Poverty

These days, I consider myself well-to-do. Thanks to a successful career as a battlefield spy, I rose to the top of the U.S. government pay grade and retired with a generous annuity. But it wasn’t always thus. I had a childhood of poverty with an alcoholic mother and a father in prison. With no one to take care of me, I was forced to depend on myself. I got part-time jobs to keep myself fed and clothed. That instilled in me a formidable self-reliance, a quality which led to great success on the battlefield.

After my father, a lawyer, was convicted of embezzling $40,000 from one of his clients, my mother and I lived in the slums of Oakland, California. Around the corner from our house was the city’s Jewish Community Center. Even though I wasn’t Jewish, the center allowed me to join its children’s theater taught by ballerina Irma Walenias (not sure how to spell her name).

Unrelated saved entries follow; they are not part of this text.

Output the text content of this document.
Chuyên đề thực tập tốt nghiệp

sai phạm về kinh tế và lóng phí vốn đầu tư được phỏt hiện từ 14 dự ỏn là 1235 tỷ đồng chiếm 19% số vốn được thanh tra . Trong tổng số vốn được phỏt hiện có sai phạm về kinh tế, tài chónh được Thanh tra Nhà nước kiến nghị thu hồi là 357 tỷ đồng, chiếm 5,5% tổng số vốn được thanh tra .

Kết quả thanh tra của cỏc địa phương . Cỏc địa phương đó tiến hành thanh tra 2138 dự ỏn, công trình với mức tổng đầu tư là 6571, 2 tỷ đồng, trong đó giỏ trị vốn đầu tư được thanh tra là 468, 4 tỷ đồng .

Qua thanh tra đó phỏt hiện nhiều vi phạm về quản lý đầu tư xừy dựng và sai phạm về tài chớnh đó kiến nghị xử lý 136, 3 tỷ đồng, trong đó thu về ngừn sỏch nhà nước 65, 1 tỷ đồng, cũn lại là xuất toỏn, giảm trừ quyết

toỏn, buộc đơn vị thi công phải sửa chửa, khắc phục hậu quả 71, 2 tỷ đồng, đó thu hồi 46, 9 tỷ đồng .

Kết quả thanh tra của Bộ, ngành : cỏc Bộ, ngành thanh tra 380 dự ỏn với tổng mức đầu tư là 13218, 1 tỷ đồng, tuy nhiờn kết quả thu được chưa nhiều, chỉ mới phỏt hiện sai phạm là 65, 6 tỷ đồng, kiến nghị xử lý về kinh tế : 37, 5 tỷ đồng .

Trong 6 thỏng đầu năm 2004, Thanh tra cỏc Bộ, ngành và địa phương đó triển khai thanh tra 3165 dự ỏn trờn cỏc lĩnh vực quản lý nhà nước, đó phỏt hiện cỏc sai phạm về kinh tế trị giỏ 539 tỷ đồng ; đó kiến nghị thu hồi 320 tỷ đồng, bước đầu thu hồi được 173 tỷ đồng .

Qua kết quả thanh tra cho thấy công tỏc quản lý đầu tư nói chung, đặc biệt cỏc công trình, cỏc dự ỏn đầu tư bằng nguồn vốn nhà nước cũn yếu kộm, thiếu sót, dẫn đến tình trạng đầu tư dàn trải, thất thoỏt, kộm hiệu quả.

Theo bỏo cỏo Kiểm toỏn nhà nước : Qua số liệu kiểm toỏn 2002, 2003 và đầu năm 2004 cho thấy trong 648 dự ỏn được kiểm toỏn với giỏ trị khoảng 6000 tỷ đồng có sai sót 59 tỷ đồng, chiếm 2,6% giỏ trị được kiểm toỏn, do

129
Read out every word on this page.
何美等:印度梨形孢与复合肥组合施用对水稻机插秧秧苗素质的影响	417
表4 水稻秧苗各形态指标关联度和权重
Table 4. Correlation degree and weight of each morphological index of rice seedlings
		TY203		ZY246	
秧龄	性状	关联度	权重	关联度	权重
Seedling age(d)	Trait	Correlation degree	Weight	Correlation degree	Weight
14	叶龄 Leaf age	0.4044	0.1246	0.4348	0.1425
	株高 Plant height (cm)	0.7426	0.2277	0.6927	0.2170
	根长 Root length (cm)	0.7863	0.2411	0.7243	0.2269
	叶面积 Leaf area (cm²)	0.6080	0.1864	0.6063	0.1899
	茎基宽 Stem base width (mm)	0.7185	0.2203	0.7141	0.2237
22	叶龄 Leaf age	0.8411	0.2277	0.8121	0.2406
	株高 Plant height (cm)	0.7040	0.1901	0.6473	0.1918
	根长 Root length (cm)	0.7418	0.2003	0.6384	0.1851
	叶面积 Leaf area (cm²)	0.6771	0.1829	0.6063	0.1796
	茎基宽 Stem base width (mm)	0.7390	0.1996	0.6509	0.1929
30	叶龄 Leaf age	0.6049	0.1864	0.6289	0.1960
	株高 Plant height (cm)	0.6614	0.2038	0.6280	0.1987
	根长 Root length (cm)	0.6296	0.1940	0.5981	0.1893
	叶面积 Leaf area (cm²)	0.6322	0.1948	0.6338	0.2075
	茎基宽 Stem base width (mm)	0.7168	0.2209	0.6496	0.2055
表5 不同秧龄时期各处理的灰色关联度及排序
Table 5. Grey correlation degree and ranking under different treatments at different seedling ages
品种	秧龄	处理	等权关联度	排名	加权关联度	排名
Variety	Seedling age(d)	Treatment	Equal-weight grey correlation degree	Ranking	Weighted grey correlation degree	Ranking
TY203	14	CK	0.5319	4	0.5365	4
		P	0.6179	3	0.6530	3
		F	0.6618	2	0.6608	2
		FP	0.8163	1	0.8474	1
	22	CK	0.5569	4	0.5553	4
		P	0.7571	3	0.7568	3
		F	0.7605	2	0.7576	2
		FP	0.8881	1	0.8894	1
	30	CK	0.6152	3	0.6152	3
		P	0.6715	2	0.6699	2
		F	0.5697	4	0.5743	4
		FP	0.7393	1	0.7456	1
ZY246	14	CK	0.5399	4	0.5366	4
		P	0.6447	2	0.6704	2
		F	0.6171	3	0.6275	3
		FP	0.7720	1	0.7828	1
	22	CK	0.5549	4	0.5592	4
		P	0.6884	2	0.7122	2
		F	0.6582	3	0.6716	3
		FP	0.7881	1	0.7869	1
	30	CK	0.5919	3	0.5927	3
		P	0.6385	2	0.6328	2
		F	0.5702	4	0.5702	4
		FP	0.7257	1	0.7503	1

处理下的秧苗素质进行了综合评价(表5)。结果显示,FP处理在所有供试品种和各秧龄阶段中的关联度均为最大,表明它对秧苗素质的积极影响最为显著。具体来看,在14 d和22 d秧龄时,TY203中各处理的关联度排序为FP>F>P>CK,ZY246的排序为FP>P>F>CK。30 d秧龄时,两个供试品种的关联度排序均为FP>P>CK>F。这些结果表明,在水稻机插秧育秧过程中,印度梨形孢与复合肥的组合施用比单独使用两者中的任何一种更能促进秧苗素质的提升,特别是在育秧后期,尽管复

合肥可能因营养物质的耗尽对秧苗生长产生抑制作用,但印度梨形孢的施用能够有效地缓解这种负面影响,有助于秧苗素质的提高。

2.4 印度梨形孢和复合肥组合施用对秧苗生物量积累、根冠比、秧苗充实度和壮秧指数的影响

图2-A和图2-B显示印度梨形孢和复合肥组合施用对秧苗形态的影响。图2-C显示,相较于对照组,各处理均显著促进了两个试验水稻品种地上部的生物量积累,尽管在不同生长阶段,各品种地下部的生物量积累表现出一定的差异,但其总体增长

Through her, I became connected with Raoul Pausé, a dance teacher whose group regularly performed at the Westminster Amphitheater in the Oakland hills. I ended up doing child roles with his company.

That got me started as an artist. I had known since I was six years old that I was born to write. But I tried various other vocations just to see. In addition to dance and theater, I tried music and even took a BA in it. And I studied languages, for which I had a natural talent. That helped me in my career as a spy on the battlefield, a calling I pursued to support myself and my family—writing doesn’t pay. I retired 31 years ago so that I could write fulltime. I now have six books and 17 short stories in print.

I can’t recommend poverty to anybody. I escaped from it, but many, maybe even most, don’t. Thanks to my innate bent for languages and my willingness to put my life on the line for my country, I am now financially comfortable. But I know poverty intimately. And I know it is the duty of all of us to help others who have not been able to escape from it.